The third filming of this story: It was made as a silent film starring Joan Crawford in 1928 and as a Jeanette MacDonald and Nelson Eddy vehicle in 1936.
This version of the story differs from both of those, but it’s a pretty hum-drum affair, though at one point the Indian drums start beating and Joan Taylor, as pretty Indian maiden named Wanda, starts running about in a strangely erotic dance to celebrate the arrival of summer.
She’s also central to the plot because of her jealousy over Jim’s love of Rose Marie. Jim’s possible motive for killing the chief: A fur trapper who loves the wilderness, he’s apparently ready to settle down and mine for gold on a piece of Indian land, but the chief keeps raising his asking price.
Cast:
Ann Blyth … Rose Marie Lemaitre
Howard Keel … Capt. Mike Malone
Fernando Lamas … James Severn Duval
Bert Lahr … Barney McCorkle
Marjorie Main … Lady Jane Dunestock
Joan Taylor … Wanda
Ray Collins … Inspector Appleby
Chief Yowalchie … Black Eagle
Runtime: 104 min.
Memorable line:
Capt. Mike Malone to Rose Marie: “Now listen first and stab me afterwards. You don’t really think you can get away from a Mountie, do you? Mounties always get their man, even when it’s a girl.”

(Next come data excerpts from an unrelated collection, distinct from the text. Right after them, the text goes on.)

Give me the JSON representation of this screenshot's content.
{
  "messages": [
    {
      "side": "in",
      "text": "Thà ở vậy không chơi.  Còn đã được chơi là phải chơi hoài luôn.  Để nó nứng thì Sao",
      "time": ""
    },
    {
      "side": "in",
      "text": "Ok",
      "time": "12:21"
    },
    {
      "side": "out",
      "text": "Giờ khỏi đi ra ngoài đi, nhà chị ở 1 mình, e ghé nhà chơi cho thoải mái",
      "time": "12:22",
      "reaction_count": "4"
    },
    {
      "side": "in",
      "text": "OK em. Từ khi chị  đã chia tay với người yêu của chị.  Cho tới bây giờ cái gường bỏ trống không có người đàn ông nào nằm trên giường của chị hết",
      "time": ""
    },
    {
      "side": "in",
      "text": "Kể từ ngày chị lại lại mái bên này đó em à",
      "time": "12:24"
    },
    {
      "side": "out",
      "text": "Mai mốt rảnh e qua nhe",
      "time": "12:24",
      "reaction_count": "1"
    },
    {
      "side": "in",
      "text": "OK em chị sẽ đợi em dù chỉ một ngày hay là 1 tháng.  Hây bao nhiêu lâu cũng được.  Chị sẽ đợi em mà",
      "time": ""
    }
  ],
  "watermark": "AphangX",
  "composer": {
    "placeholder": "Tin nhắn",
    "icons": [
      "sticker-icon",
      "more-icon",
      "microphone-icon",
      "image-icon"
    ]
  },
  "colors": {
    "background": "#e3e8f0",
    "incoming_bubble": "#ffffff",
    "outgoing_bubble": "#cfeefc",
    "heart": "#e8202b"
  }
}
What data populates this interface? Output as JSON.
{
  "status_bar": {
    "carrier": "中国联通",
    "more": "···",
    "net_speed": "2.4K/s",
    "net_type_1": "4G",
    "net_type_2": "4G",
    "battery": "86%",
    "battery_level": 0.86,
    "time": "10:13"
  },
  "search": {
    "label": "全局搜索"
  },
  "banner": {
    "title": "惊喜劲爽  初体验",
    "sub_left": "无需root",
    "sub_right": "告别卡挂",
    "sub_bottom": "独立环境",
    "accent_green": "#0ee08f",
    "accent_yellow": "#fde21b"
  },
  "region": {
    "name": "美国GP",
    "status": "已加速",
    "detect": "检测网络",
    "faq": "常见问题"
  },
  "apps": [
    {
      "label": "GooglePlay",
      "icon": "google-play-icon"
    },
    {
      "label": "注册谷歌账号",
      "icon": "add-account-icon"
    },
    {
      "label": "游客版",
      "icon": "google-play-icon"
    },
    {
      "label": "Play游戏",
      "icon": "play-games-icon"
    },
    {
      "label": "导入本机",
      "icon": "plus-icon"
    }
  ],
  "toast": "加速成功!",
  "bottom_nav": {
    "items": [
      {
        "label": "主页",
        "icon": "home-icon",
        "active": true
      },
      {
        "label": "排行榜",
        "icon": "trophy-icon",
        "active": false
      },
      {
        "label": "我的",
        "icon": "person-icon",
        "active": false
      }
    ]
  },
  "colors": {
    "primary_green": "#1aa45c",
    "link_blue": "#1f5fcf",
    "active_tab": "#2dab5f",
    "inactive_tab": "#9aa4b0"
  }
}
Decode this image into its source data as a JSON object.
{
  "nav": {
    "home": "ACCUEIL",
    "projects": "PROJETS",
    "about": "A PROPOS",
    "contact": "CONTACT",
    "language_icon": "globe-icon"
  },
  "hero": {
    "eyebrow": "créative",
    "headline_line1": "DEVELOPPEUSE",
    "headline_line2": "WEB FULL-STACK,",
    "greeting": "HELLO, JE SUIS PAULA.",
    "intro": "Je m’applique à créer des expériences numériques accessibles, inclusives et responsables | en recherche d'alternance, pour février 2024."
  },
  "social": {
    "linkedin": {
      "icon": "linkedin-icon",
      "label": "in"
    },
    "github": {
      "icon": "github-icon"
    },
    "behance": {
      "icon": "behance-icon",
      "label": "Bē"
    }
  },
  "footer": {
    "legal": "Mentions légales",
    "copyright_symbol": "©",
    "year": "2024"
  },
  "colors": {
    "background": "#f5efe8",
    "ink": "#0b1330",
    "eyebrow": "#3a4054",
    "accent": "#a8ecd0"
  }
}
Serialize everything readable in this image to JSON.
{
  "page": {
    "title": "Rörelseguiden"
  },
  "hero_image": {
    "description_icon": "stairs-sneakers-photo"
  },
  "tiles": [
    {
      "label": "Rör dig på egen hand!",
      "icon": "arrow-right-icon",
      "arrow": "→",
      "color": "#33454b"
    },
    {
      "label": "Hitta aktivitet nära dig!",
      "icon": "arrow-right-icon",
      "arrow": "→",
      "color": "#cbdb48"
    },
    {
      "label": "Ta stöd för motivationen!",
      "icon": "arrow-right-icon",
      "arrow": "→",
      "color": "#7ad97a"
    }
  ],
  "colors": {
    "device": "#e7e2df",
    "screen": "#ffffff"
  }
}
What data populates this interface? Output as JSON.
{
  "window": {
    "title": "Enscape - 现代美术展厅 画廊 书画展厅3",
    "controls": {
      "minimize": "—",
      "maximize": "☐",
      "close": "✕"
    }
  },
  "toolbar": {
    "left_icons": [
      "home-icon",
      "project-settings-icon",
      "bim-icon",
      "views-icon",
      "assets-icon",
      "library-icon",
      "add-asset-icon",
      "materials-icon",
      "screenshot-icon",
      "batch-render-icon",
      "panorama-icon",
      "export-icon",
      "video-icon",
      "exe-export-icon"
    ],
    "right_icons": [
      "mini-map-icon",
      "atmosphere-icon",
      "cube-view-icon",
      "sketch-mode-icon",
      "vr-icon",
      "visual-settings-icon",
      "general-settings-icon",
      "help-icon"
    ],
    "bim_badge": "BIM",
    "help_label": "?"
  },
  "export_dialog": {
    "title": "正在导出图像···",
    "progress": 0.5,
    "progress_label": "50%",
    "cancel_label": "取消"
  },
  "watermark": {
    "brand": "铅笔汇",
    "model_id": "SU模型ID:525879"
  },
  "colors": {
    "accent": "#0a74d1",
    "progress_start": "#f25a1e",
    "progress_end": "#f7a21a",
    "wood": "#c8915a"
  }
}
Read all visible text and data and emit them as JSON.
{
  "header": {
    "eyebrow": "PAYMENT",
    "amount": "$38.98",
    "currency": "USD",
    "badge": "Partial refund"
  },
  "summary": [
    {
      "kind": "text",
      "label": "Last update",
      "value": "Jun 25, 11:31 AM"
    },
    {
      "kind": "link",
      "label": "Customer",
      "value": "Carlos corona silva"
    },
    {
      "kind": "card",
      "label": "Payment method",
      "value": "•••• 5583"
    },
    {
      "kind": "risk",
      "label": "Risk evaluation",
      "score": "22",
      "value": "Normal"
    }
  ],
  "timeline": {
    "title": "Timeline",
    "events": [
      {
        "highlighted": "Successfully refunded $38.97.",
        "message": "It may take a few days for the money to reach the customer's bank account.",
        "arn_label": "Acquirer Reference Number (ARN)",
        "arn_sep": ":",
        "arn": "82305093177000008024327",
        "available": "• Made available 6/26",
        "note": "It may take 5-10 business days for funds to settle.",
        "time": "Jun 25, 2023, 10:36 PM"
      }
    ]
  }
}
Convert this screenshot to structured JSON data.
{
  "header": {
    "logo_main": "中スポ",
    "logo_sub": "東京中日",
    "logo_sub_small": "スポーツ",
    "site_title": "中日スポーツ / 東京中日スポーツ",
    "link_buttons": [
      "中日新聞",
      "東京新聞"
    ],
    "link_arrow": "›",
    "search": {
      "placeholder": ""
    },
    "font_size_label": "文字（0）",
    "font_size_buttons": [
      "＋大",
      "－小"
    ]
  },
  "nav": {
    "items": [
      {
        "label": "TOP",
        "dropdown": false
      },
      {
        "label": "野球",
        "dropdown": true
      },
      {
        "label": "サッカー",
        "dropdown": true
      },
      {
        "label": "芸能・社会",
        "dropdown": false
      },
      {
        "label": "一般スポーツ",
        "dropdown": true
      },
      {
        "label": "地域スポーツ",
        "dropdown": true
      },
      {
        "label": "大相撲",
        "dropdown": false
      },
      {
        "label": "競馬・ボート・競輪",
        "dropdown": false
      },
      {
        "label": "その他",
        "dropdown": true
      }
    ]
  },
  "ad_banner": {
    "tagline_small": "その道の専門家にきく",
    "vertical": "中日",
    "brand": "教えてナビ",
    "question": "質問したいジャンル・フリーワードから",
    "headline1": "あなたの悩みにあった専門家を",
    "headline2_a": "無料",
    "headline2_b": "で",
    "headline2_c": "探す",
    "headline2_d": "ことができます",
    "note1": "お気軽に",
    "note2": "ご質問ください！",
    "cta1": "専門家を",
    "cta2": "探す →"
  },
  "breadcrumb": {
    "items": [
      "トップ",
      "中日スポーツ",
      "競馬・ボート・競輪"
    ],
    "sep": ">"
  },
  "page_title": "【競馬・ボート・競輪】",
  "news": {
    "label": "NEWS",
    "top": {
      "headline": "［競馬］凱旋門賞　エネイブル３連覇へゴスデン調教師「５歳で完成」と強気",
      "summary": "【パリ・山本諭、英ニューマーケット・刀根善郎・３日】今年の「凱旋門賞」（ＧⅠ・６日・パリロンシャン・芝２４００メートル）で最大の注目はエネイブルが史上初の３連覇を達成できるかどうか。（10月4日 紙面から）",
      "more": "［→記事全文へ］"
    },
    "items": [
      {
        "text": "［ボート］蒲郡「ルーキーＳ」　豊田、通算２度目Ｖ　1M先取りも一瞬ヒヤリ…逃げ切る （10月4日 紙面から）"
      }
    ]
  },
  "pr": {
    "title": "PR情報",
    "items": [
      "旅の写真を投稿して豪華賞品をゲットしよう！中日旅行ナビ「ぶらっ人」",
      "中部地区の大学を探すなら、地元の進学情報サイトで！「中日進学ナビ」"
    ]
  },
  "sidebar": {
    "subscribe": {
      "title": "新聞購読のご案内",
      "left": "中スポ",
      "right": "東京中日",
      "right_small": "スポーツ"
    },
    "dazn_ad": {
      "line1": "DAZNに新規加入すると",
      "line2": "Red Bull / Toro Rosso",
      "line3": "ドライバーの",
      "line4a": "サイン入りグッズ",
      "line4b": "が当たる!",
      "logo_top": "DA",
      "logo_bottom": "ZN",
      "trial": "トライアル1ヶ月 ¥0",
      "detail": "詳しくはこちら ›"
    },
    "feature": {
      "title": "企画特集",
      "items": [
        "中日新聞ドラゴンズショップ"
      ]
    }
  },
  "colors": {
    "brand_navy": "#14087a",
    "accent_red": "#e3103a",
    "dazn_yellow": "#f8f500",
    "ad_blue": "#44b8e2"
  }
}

Lady Jane: “Jim Duval may be ornery, but he’s no killer.”
Capt. Mike Malone: “He and the chief quarrelled over some land, and Jim threatend him. I heard that myself. And it was Jim’s knife in the body.”
Rose Marie: “Mike, please, don’t go. Listen to me. I come with you.”
Malone: “It’s no place for a woman.”
Rose Marie: “But he kill you.”
Malone: “Don’t you worry. I take a lot of killing.”